Billet : La grande histoire et les autres
Par Alain Kaminski
La Journée Nationale des Victimes de la Déportation se déroule chaque année le dernier dimanche du mois d’avril, une date retenue en raison de sa proximité avec la date anniversaire de la libération de la plupart des camps. Aussi parce qu’elle ne pouvait se confondre avec aucune autre célébration nationale existante.
Bien que le dernier dimanche d’avril soit toujours proche de la date de mon anniversaire, tombant parfois le même jour, je ne manquais jamais d’être aux côtés de mon père lors de ces cérémonies de commémoration où il retrouvait souvent ses camarades de misère qu’il fréquentait régulièrement depuis la libération des camps, au sein d’une association d’anciens déportés.
A l’issue de l’une d’elles, je raccompagnais mon père chez lui et au bout de quelques minutes, nous nous fîmes arrêtés par un fonctionnaire de police qui avait relevé que mon vieux père n’avait pas attaché sa ceinture de sécurité. Effectivement, mon père ne l’attachait jamais mais cette fois-ci il s’entendit formuler : « Monsieur, vous n’avez pas attaché votre ceinture de sécurité, je vais me voir contraint de vous verbaliser. Pourriez-vous me présenter vos papiers d’identité, s’il vous plaît » ?
Belle syntaxe avant celle qui allait suivre car à cet instant mon père lui répondit : « Mais Méssier l’agent, jé né lé pas attaché parcé qué jé manque du souffle, j’ai la lettre du médecin de la Commission de la Réforme qui dit qué j’ai avalé la poussière dans le camp, qué jé suis révénu du camp avec les bronches rongées par la poussière et qu’elles ont provoqué ine insiffisance respiratoire dé 44%. Voilà jé vous montre ma carte du grand invalide de guerre, ma carte du déporté, ma carte du handucapé, ma carte de la station debout pénible, ma carte de double barre qui dit que jé suis invalide à 100% pliss 24 dégrés, je suis à la fois un grande invalide et un grande handucapé ».

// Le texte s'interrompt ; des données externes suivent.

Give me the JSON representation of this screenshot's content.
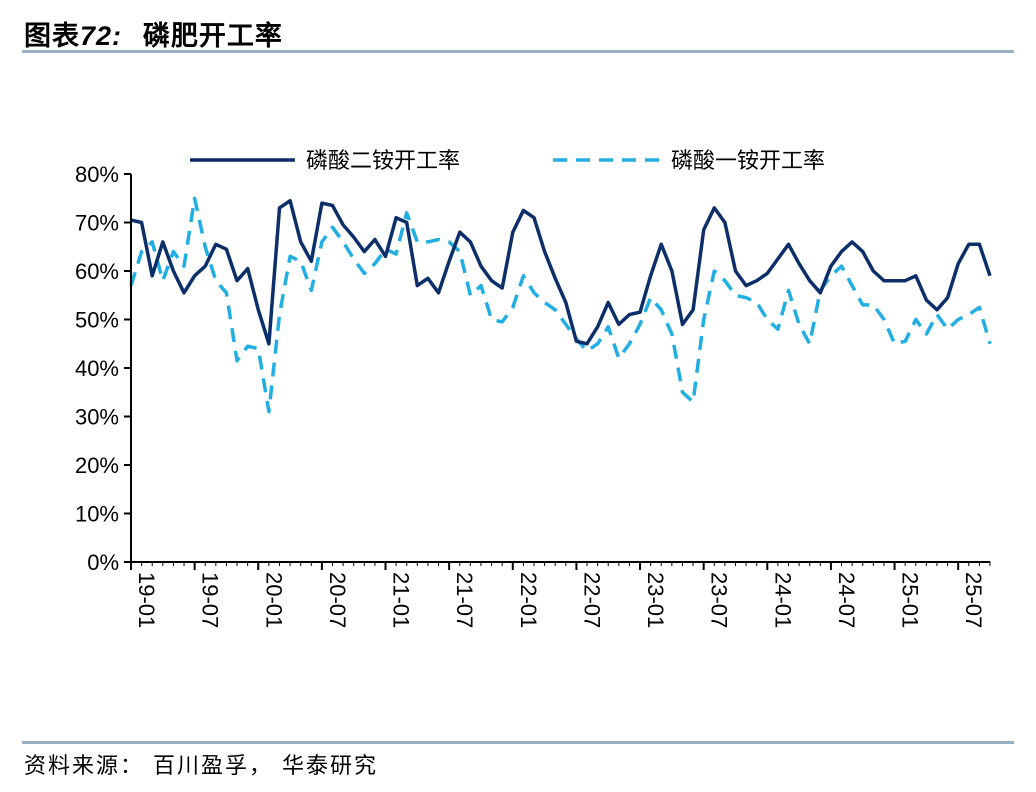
{
  "figure": {
    "title_prefix": "图表",
    "title_number": "72:",
    "title_text": "磷肥开工率",
    "source": "资料来源： 百川盈孚， 华泰研究"
  },
  "colors": {
    "dap": "#0c2f6a",
    "map": "#21aee2",
    "rule": "#9aaec6"
  },
  "chart_data": {
    "type": "line",
    "title": "",
    "xlabel": "",
    "ylabel": "",
    "ylim": [
      0,
      80
    ],
    "y_unit": "%",
    "yticks": [
      "0%",
      "10%",
      "20%",
      "30%",
      "40%",
      "50%",
      "60%",
      "70%",
      "80%"
    ],
    "xticks": [
      "19-01",
      "19-07",
      "20-01",
      "20-07",
      "21-01",
      "21-07",
      "22-01",
      "22-07",
      "23-01",
      "23-07",
      "24-01",
      "24-07",
      "25-01",
      "25-07"
    ],
    "x": [
      "19-01",
      "19-02",
      "19-03",
      "19-04",
      "19-05",
      "19-06",
      "19-07",
      "19-08",
      "19-09",
      "19-10",
      "19-11",
      "19-12",
      "20-01",
      "20-02",
      "20-03",
      "20-04",
      "20-05",
      "20-06",
      "20-07",
      "20-08",
      "20-09",
      "20-10",
      "20-11",
      "20-12",
      "21-01",
      "21-02",
      "21-03",
      "21-04",
      "21-05",
      "21-06",
      "21-07",
      "21-08",
      "21-09",
      "21-10",
      "21-11",
      "21-12",
      "22-01",
      "22-02",
      "22-03",
      "22-04",
      "22-05",
      "22-06",
      "22-07",
      "22-08",
      "22-09",
      "22-10",
      "22-11",
      "22-12",
      "23-01",
      "23-02",
      "23-03",
      "23-04",
      "23-05",
      "23-06",
      "23-07",
      "23-08",
      "23-09",
      "23-10",
      "23-11",
      "23-12",
      "24-01",
      "24-02",
      "24-03",
      "24-04",
      "24-05",
      "24-06",
      "24-07",
      "24-08",
      "24-09",
      "24-10",
      "24-11",
      "24-12",
      "25-01",
      "25-02",
      "25-03",
      "25-04",
      "25-05",
      "25-06",
      "25-07",
      "25-08",
      "25-09",
      "25-10"
    ],
    "legend_position": "top",
    "grid": false,
    "series": [
      {
        "name": "磷酸二铵开工率",
        "style": "solid",
        "values": [
          70.5,
          70,
          59,
          66,
          60,
          55.5,
          59,
          61,
          65.5,
          64.5,
          58,
          60.5,
          52,
          45,
          73,
          74.5,
          66,
          62,
          74,
          73.5,
          69.5,
          67,
          64,
          66.5,
          63,
          71,
          70,
          57,
          58.5,
          55.5,
          62,
          68,
          66,
          61,
          58,
          56.5,
          68,
          72.5,
          71,
          64,
          58.5,
          53.5,
          45.5,
          45,
          48.5,
          53.5,
          49,
          51,
          51.5,
          59,
          65.5,
          60,
          49,
          52,
          68.5,
          73,
          70,
          60,
          57,
          58,
          59.5,
          62.5,
          65.5,
          61.5,
          58,
          55.5,
          61,
          64,
          66,
          64,
          60,
          58,
          58,
          58,
          59,
          54,
          52,
          54.5,
          61.5,
          65.5,
          65.5,
          59
        ]
      },
      {
        "name": "磷酸一铵开工率",
        "style": "dashed",
        "values": [
          57,
          64,
          66,
          58,
          64,
          61,
          75,
          65,
          58,
          55.5,
          41.5,
          44.5,
          44,
          31,
          51,
          63,
          62,
          56,
          66,
          69,
          66,
          62.5,
          59.5,
          61.5,
          64.5,
          63.5,
          72,
          66,
          66,
          66.5,
          66,
          64,
          55,
          57,
          50,
          49.5,
          52.5,
          59,
          55.5,
          53.5,
          52,
          49,
          46,
          43.5,
          45,
          48.5,
          42,
          45,
          49,
          54.5,
          52,
          47,
          35,
          33,
          50,
          60,
          58,
          55,
          54.5,
          53.5,
          50,
          48,
          56,
          49,
          45,
          56,
          59,
          61,
          57,
          53,
          53,
          50,
          45,
          45.5,
          50,
          47,
          51,
          48,
          50,
          51,
          52.5,
          45
        ]
      }
    ]
  }
}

Moi, je me suis cru en cet instant sur le plateau de tournage d’un film, la situation étant devenue tellement ubuesque, je redoutais d’être pris d’un fou rire et si mon père manquait effectivement de souffle, j’essayais pour ma part de retenir le mien. Le fonctionnaire de police finit par dire à mon père : « Allez, rangez-moi votre album de cartes et circulez ! ». Nous poursuivîmes alors notre route pendant que mon père tenait à me prouver qu’il avait obtenu l’indulgence du fonctionnaire de police à la faveur de la clarté de ses explications.
Cette scène me revient chaque année en cette fin de mois d’avril.
Les rescapés des camps sont des passeurs de mémoire, mais de plus, leur vie au quotidien est parsemée de la petite histoire, celle qui nous vient d’un autre temps, d’un autre monde, celle qui fait qu’ils nous manquent si cruellement. Dix ans après la disparition de mon père, je n’arrive pas à trouver une seule journée où je ne pense pas à lui, à un moment ou à un autre.
Que la mémoire des déportés soit bénie, que le souvenir des rescapés de la déportation ne nous quitte jamais.
Publié dans Actualité Juive n°1596 du 22 avril 2021
Merci Alain pour ce billet. Nous aimions tous beaucoup ton père. Nous gardons de lui un souvenir impérissable.
Bien à toi. Guy.
Merci Alain pour cette si jolie histoire qui nous ramène vers le passé et la musique de la langue pratiquée par nos aînés qui s’est éteinte et qui reste à jamais gravée dans nos oreilles.